During the course of this study, we partnered with clinical and operational leaders to better understand how this model should be used in the hospital setting. As part of this work, we iteratively developed a simple user interface (eFigure 3 in the Supplement) showing model output using Apache Superset31 in addition to a workflow decision framework (eFigure 4 in the Supplement). We developed a model fact sheet, similar to an over-the-counter drug label, that clearly communicates important information about the model to clinician end users.
We included a total of 75 247 hospitalizations (median [interquartile range] patient age, 59.5 [29.0] years; 45.9% involving male patients) in the training, retrospective validation, and prospective validation of the model. The overall percentage of hospitalizations with in-hospital mortality was 2.7% (2021 hospitalizations). The hospital and encounter characteristics are summarized by training and testing cohorts in Table 1.

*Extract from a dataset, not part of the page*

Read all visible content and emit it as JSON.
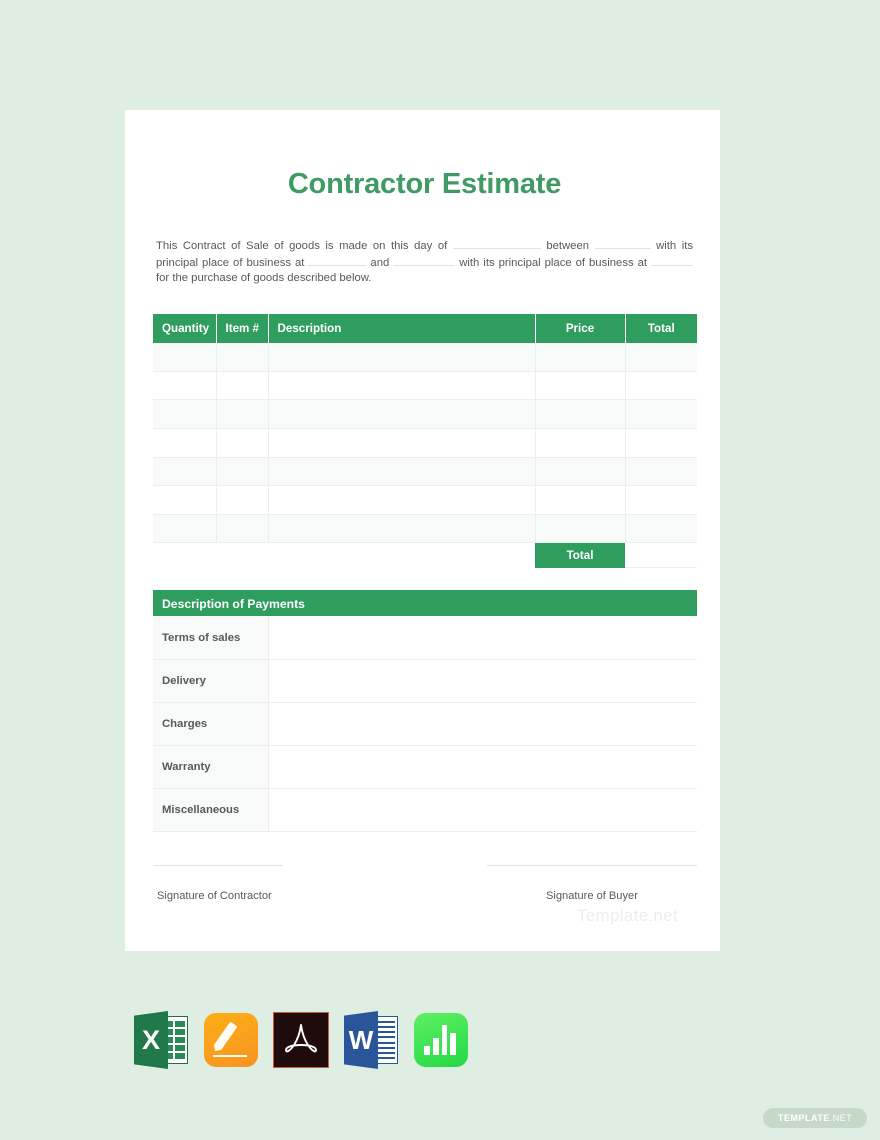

Table 2 summarizes the prediction accuracy by evaluation method, site, and time period. The in-hospital mortality rates for the training validation; retrospective validations at hospitals A, B, and C; and prospective validation cohorts were 3.0%, 2.7%, 1.8%, 2.1%, and 1.6%, respectively. For the retrospective validations, the AUROC was 0.87 (95% CI, 0.83-0.89) for the 25% held-out test portion of the original training data set (retrospective evaluation, hospital A, 2014-2015), 0.85 (95% CI, 0.83-0.87) for a temporal validation cohort (retrospective evaluation, hospital A, 2018), 0.89 (95% CI, 0.86-0.92) for an external temporal and geographic validation cohort (retrospective evaluation, hospital B, 2018), and 0.84 (95% CI, 0.80-0.89) for an additional external temporal and geographic validation cohort (retrospective evaluation, hospital C, 2018). For the prospective validation, the AUROC was 0.86 (95% CI, 0.83-0.90) (prospective validation, hospital A, 2019). The AUPRC, which compares sensitivity (recall) and PPV (precision) and is more dependent on prevalence of the outcome, was lower across the 2018 retrospective and 2019 prospective validations compared with the earlier 2014 to 2015 retrospective validation. The AUPRC for the training validation; retrospective validations at hospitals A, B, and C; and prospective validation cohorts were 0.29 (95% CI, 0.25-0.37), 0.17 (95% CI, 0.13-0.22), 0.22 (95% CI, 0.14-4 0.31), 0.13 (95% CI, 0.08-0.21), and 0.14 (95% CI, 0.09-0.21), respectively. The prevalence of the outcome decreased from 3.0% in the 2014 to 2015 training data set compared with 1.6% in the prospective validation cohort. In practice, this means that at a fixed sensitivity of 60%, the PPV of the model in the 2014 to 2015 cohort was 12%, compared with 8.5% in the prospective validation cohort.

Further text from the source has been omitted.